The user device can be authenticated with the relying party (stage 435). The relying party 110 can be configured to validate the authentication confirmation received from the user device by validating a digital signature of the OTP and/or other session-specific information and/or the authentication confirmation using the public key associated with the user device 145 that was provided to the FIDO server with the additional information in stage 410. The relying party 110 can also be configured to send a challenge to the user device to cause the FIDO client 130 to perform authentication FIDO authentication. An example of such a process is illustrated in FIG. 5.
FIG. 5 is a flow diagram of an process for authentication according to the disclosure. The process illustrated in FIG. 5 can be implemented by a user device, which can provide the means for performing the various stages of the process of FIG. 5. The user device can be similar to user device 145 of FIG. 1 or user device 245 illustrated in FIG. 2, which can in turn, be implemented by a computing device, such as the example computing device 1500 illustrated in FIG. 15. The process illustrated in FIG. 5 can be used to implement, at least in part, stage 435 of the process illustrated in FIG. 4. The process illustrated in FIG. 5 can be used to implement, at least in part, the process illustrated in FIG. 1. The order of the stages of the process can be altered and additional stages can be added and/or one or more of the stages discussed herein may be omitted in some implementations.
An authentication challenge can be received from the relying party (stage 505). The relying party 110 can also be configured to send a challenge to the user device to cause the FIDO client 130 to perform authentication FIDO authentication. The relying party 110 and the user device can be configured to support other platform-specific authentication challenges.
An authentication can be performed to generate a platform-specific authentication assertion (stage 510). The user of the user device 145 can perform an authentication action associated with a FIDO authenticator, such as the FIDO authenticator 135. The FIDO authenticator 135 can generate an assertion and provide the assertion to the FIDO client 130. The user device 145 can include other types of platform-specific authenticators and can prompt one or more authenticators to perform an authentication action responsive to the challenge from the relying party 110 where the relying party 110 and the user device 145 are configured to utilize other platform-specific authentication protocols instead of or in addition to FIDO.

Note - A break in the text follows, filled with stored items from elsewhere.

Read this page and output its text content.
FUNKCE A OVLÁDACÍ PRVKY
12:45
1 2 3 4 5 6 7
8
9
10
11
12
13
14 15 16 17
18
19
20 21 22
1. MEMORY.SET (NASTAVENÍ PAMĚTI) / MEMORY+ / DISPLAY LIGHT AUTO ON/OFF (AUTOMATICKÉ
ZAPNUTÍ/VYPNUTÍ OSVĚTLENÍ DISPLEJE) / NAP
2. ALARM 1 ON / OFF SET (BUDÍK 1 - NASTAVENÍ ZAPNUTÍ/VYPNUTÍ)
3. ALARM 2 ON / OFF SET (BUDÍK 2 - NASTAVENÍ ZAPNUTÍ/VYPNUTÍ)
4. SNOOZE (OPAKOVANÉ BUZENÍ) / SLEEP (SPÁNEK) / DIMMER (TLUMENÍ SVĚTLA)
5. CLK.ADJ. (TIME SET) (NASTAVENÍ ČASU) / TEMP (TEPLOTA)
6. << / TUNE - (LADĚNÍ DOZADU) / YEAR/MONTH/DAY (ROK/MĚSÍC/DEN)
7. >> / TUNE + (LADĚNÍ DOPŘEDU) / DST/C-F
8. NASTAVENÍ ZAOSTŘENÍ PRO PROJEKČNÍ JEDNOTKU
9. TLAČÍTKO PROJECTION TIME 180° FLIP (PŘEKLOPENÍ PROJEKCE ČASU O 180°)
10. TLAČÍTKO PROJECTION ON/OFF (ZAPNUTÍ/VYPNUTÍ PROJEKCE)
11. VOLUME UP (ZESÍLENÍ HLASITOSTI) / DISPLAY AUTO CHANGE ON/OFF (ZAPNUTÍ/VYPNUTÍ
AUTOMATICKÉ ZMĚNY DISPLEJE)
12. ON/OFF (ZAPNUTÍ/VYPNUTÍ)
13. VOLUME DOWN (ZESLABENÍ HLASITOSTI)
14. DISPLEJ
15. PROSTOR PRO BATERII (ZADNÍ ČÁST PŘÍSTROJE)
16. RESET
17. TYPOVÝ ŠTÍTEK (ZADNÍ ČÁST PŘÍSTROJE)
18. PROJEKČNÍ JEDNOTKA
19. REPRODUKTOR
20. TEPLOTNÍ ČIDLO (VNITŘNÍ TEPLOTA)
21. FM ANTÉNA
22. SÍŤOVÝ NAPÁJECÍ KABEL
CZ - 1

The platform-specific authentication assertion can be provided to the relying party (stage 515). The FIDO authenticator 135 of the user device can be configured to send the assertion to the relying party via network interface or other communication interface of the user device.
FIG. 6 is a flow diagram of an process for authentication according to the disclosure. The process illustrated in FIG. 6 can be implemented by a user device, which can provide the means for performing the various stages of the process of FIG. 6. The user device can be similar to user device 145 of FIG. 1 or user device 245 illustrated in FIG. 2, which can in turn, be implemented by a computing device, such as the example computing device 1500 illustrated in FIG. 15. The process illustrated in FIG. 6 can be used to implement, at least in part, stage 305 of the process illustrated in FIG. 3. The process illustrated in FIG. 6 can be used to implement, at least in part, the process illustrated in FIG. 2. The order of the stages of the process can be altered and additional stages can be added and/or one or more of the stages discussed herein may be omitted in some implementations.
A request can be sent to the relying party for provisioning of a platform-specific authentication credential (stage 605). The relying party (RP) application of the FIDO client 130 of the user device can be configured to send an HTTP request to the relying party 210 to request the provisioning of the platform-specific authentication credential. The request can include a request for a platform-specific authentication credential, and attestation information and other information associated with the user device, such as a public key of a private key-public key pair associated with the user device. The platform-specific authentication credential is not generated by the user device as in the example process discussed above with respect to FIG. 1. Instead, the platform-specific authentication credential for the user device is provisioned by the relying party 210 later in the process 200.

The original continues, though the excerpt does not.